La porta cede facilmente, e i coboldi ormai ubriachi d’adrenalina caricano un paio di dozzine di goblin ben piazzati all’interno della stanza, cadendo in gran numero, mentre Krando, infuriato, con un salto tanto spettacolare quanto poco riuscito, salta le file dei coboldi per trovarsi nel mezzo della battaglia.

Ho ancora quella immagine impressa nella mente, di Krando che rotea il suo strumento di morte sopra la testa, e urlando non so quale bestiale bestemmia orchessa, paralizza gli avversari quanto noi, ancora nascosti dietro alle colonne che bersagliamo i goblin con dardi e frecce.

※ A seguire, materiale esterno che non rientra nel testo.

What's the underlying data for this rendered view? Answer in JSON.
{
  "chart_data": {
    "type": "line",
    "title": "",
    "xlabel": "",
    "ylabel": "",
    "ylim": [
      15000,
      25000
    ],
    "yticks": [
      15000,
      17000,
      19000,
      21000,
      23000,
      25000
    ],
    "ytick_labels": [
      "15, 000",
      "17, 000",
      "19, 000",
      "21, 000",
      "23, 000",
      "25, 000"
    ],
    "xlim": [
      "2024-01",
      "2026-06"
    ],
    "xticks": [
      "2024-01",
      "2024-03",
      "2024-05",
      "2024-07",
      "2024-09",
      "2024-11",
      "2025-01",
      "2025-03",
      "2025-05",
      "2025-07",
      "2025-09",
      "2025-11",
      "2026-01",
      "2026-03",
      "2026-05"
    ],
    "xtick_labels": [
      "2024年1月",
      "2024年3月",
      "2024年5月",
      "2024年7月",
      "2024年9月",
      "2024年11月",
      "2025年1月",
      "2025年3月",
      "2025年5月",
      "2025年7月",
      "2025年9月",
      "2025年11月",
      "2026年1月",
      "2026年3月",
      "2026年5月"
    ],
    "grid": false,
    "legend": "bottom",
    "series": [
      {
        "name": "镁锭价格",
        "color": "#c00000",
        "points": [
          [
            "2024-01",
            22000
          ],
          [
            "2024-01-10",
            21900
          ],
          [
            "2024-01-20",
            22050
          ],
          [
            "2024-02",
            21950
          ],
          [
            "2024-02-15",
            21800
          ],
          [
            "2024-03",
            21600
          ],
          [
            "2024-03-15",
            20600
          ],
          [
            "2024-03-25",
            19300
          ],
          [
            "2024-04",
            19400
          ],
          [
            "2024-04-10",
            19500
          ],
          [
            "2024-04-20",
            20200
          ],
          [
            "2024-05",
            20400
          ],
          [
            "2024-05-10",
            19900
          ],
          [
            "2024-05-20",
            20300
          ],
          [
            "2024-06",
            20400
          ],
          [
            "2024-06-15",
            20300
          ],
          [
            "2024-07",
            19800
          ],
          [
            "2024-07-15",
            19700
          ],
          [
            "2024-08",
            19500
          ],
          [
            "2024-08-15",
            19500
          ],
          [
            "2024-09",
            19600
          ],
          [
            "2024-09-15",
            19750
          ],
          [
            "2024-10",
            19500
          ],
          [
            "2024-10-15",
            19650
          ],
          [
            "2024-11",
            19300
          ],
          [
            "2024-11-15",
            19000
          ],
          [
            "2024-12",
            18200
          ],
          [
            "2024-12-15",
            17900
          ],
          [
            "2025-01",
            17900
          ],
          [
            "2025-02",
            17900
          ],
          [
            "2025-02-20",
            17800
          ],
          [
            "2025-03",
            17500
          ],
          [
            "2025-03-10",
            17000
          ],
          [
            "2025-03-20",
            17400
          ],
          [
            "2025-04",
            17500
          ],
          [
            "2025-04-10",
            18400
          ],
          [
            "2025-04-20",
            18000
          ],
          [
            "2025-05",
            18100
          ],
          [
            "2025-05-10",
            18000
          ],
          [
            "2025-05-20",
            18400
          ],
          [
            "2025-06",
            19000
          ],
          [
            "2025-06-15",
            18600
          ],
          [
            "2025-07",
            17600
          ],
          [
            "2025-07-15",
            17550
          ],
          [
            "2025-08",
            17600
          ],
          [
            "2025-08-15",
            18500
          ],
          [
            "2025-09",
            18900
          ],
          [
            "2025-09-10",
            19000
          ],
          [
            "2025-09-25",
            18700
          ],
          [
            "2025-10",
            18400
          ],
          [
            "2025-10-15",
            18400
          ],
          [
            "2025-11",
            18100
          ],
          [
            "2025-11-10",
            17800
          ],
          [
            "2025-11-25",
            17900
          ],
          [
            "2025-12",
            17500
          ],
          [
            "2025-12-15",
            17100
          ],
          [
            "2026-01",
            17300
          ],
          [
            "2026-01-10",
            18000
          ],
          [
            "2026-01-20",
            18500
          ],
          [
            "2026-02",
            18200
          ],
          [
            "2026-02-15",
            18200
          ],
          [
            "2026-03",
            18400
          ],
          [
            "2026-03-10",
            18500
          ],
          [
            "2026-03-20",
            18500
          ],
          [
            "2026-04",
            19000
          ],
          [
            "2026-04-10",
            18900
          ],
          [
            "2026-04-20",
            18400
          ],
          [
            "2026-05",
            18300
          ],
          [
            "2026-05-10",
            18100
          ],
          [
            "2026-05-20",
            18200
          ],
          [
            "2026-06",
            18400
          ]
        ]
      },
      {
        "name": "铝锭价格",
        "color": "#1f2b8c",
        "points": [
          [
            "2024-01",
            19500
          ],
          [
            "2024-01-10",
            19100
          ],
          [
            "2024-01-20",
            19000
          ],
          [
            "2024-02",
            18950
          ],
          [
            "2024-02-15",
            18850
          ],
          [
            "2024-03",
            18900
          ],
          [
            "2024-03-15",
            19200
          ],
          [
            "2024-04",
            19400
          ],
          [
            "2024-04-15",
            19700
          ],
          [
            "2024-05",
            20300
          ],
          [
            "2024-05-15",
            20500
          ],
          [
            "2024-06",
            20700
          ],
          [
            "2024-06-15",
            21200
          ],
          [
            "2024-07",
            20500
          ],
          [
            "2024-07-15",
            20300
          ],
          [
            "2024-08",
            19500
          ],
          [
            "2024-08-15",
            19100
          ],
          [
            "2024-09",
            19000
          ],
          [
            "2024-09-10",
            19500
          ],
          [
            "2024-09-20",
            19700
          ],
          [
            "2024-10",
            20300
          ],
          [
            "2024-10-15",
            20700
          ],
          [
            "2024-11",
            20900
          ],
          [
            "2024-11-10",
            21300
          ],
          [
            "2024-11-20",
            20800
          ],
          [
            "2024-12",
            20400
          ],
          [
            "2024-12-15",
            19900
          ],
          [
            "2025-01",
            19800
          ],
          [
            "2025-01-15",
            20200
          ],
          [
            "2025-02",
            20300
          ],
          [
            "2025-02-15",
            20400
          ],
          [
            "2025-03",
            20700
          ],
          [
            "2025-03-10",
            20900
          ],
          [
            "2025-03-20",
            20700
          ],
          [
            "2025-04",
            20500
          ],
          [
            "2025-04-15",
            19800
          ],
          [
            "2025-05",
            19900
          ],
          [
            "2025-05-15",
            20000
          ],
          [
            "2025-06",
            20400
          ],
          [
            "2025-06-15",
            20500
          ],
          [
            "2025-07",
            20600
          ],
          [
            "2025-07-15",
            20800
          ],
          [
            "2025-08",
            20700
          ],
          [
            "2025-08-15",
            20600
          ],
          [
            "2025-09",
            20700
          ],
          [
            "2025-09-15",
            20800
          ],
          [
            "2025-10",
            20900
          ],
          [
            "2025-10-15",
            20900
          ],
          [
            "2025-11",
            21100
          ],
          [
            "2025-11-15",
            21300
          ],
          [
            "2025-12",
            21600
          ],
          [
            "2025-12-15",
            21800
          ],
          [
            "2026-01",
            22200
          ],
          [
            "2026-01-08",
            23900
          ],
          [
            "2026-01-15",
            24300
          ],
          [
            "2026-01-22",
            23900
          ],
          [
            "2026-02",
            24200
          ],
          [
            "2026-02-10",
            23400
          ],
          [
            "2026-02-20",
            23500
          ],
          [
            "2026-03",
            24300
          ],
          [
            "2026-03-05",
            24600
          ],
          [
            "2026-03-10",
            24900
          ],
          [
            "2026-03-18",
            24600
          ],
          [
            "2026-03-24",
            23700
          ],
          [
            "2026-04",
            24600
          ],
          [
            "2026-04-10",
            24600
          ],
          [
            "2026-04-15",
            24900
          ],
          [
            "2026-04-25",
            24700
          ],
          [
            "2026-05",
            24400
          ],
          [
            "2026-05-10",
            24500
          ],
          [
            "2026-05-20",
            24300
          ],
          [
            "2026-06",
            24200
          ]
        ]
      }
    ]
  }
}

Timore e sconforto serpeggiarono tra i nemici colpiti dal mio Anatema, ma Fortuna sorrise loro, e le molte frecce da noi scagliate andarono ad incagliarsi nei muri, invece che regalare morte e scatenare il panico, e mentre i coboldi rimasti continuavano a caricare i goblin, già tre facce ghignanti circondavano Krando spillandogli vita… Intanto Dagobar, facendo affidamento sulla sua maestria nei confronti in mischia, si avvicinava al capo dei goblin.

Questi caddero trafitti a morte dalle frecce di Aman e Youar, scaraventandoli con la loro forza e precisione addosso ai loro compagni, Dagobar, sempre più vicino allo hobgoblin capo, stava affrontando due delle sue guardie, Krando, seppur continuasse a falciare nemici si trovava sempre di fronte tre spade sguainate, i coboldi, eroicamente, resistevano in pochi ma ancora occupavano le forze nemiche… Dopo poco la battaglia stava finalmente volgendo a nostro favore, di goblin ne erano rimasti ben pochi, di coboldi uno solo, oltre Nipo che aveva evitato accuratamente di battersi, ma una terribile sorpresa ci attendeva, sentendosi in pericolo il capo dei goblin era prima scivolato nelle retrovie e poi era scappato in una delle stanze adiacenti quella della battaglia… lo vediamo tornare con un sorriso folle, espressione di un’esaltazione malsana.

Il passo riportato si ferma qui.